If using wind instruments remember to allow for the speed of the boat in determining true wind speed and then make decisions appropriate for the conditions. A forecast wind of 15 knots will appear as a 20 knot wind if heading in to it at 5 knots but as a 10 knot wind if doing the same speed downwind. And remember that the forecast wind is an average wind speed. An average of 15 knots may well include gusts of 20 knots which could be experienced as 25 knots apparent wind and it will probably include lulls of 10 knots which could be experienced as 5 knots apparent. And it is because of these wide variations in apparent wind speed that I choose to look at the sea state and follow the Beaufort scale in determining what sails to carry. Developed by Admiral Sir Francis Beaufort, Hydrographer to the British Navy, this scale is still a valid way of ascertaining the wind speed by its effect on the sea. Originally developed in the days of square rigged vessels I have included his comments regarding these vessels in the Table 1. The scale goes right up to winds and seas of hurricane force but I am only including the first eight as these are the only ones really relevant to the small boat sailor.
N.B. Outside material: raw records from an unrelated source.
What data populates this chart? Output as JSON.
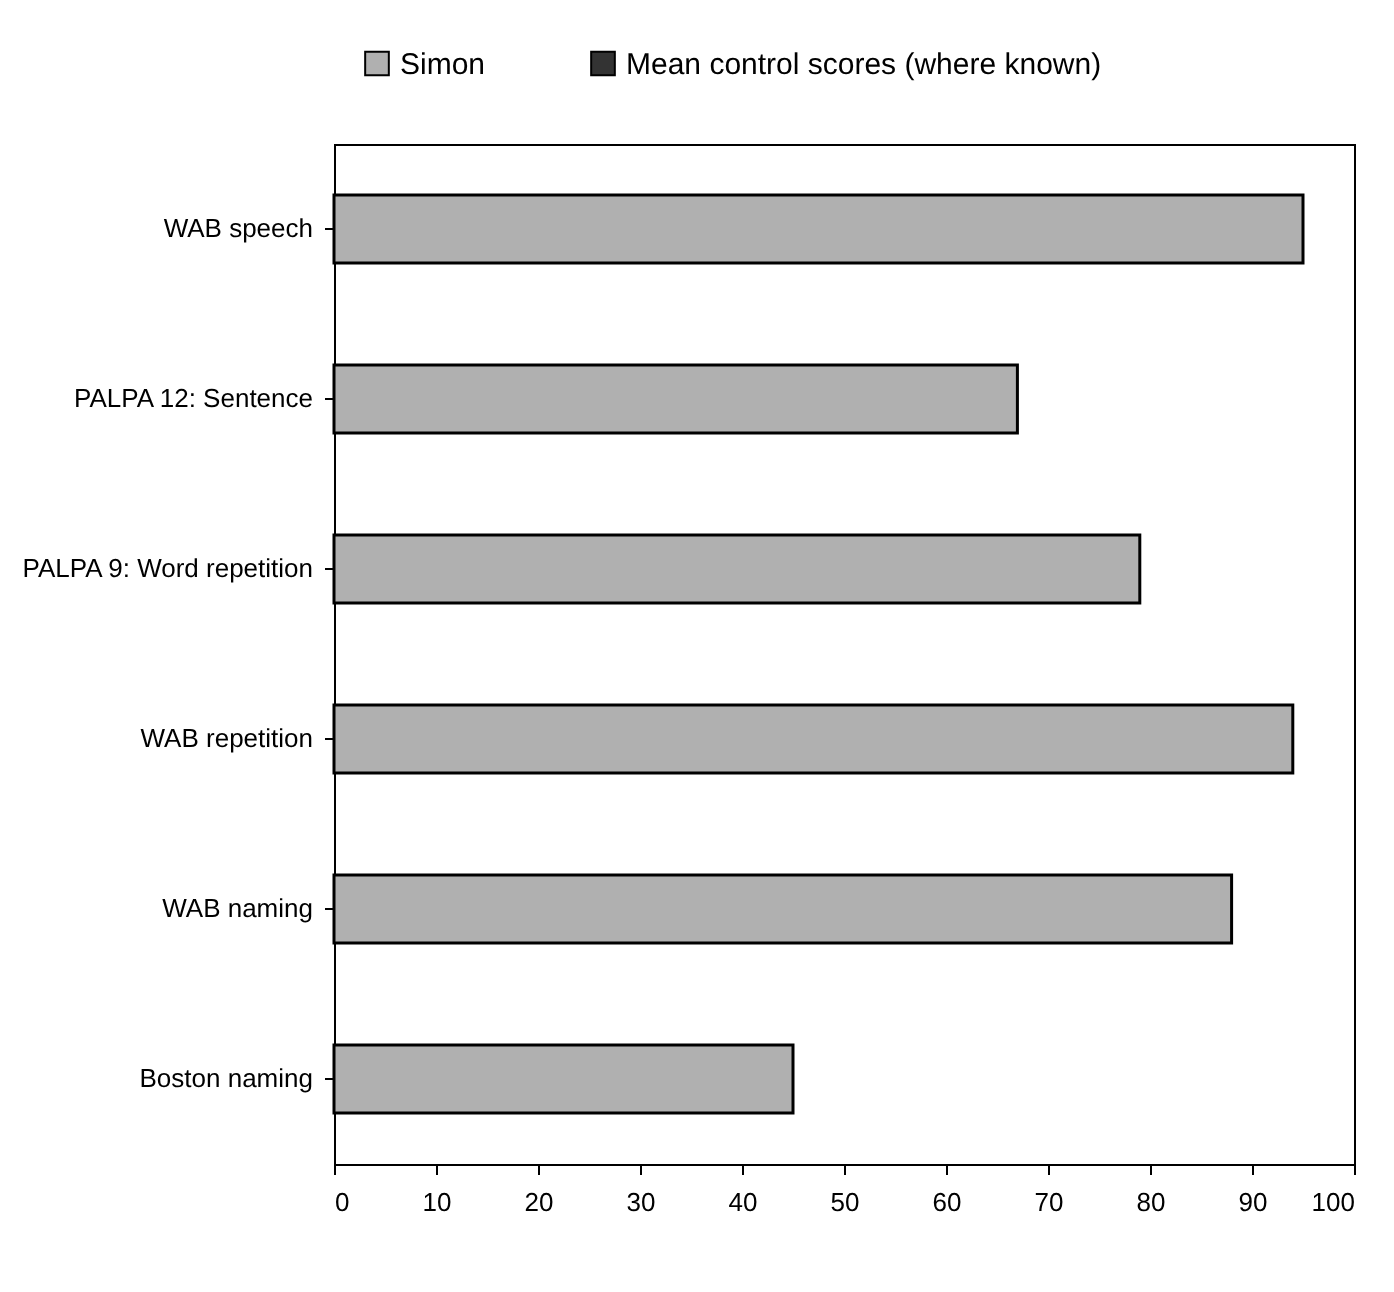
{
  "chart_data": {
    "type": "bar",
    "orientation": "horizontal",
    "categories": [
      "WAB speech",
      "PALPA 12: Sentence",
      "PALPA 9: Word repetition",
      "WAB repetition",
      "WAB naming",
      "Boston naming"
    ],
    "series": [
      {
        "name": "Simon",
        "color": "#b0b0b0",
        "values": [
          95,
          67,
          79,
          94,
          88,
          45
        ]
      },
      {
        "name": "Mean control scores (where known)",
        "color": "#333333",
        "values": [
          null,
          null,
          null,
          null,
          null,
          null
        ]
      }
    ],
    "xlim": [
      0,
      100
    ],
    "xticks": [
      0,
      10,
      20,
      30,
      40,
      50,
      60,
      70,
      80,
      90,
      100
    ],
    "grid": false,
    "legend": "top"
  }
}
Beaufort force Description Appearance of the sea Wind (knots) Beauforts criteria
0 Calm Sea like a mirror <1 Calm
1 Light air Ripples with the appearance of scales are formed without foam crests 1-3 Just sufficient to give steerage way
2 Light breeze Small wavelets, still short but more pronounced. Crests have a glassy appearance and do not break 4-6 That in which a well-conditioned man-of-war with all sail set and 'clean full' would go in smooth water from 1-2 knots
3 Gentle breeze Large wavelets. crests begin to break. Foam of glassy appearance. Perhaps scattered white caps 7-10 as above but from 3-4 knots
4 Moderate breeze Small waves, becoming longer; fairly frequent white caps 11-16 as above but from 5-6 knots
5 Fresh breeze Moderate waves, taking a more pronounced long form; many white caps are formed. Chance of some spray 17-21 That to which she could just carry in chase 'full and by' Royals, etc
6 Strong breeze Large waves begin to form; the white foam crests are more extensive everywhere. Probably some spray 22-27 That to which she could just carry in chase 'full and by' single-reefed topsails and topgallant sails
7 Near gale Sea heaps up and white foam from breaking waves begins to be blown in streaks along the direction of the wind 28-33 That to which she could just carry in chase 'full and by' double-reefed topsails, jib etc
8 Gale Moderately high waves of greater length; edges of crests begin to break into the spindrift. The foam is blown in well-marked streaks along the direction of the wind 34-40 That to which she could just carry in chase 'full and by' triple-reefed topsails etc.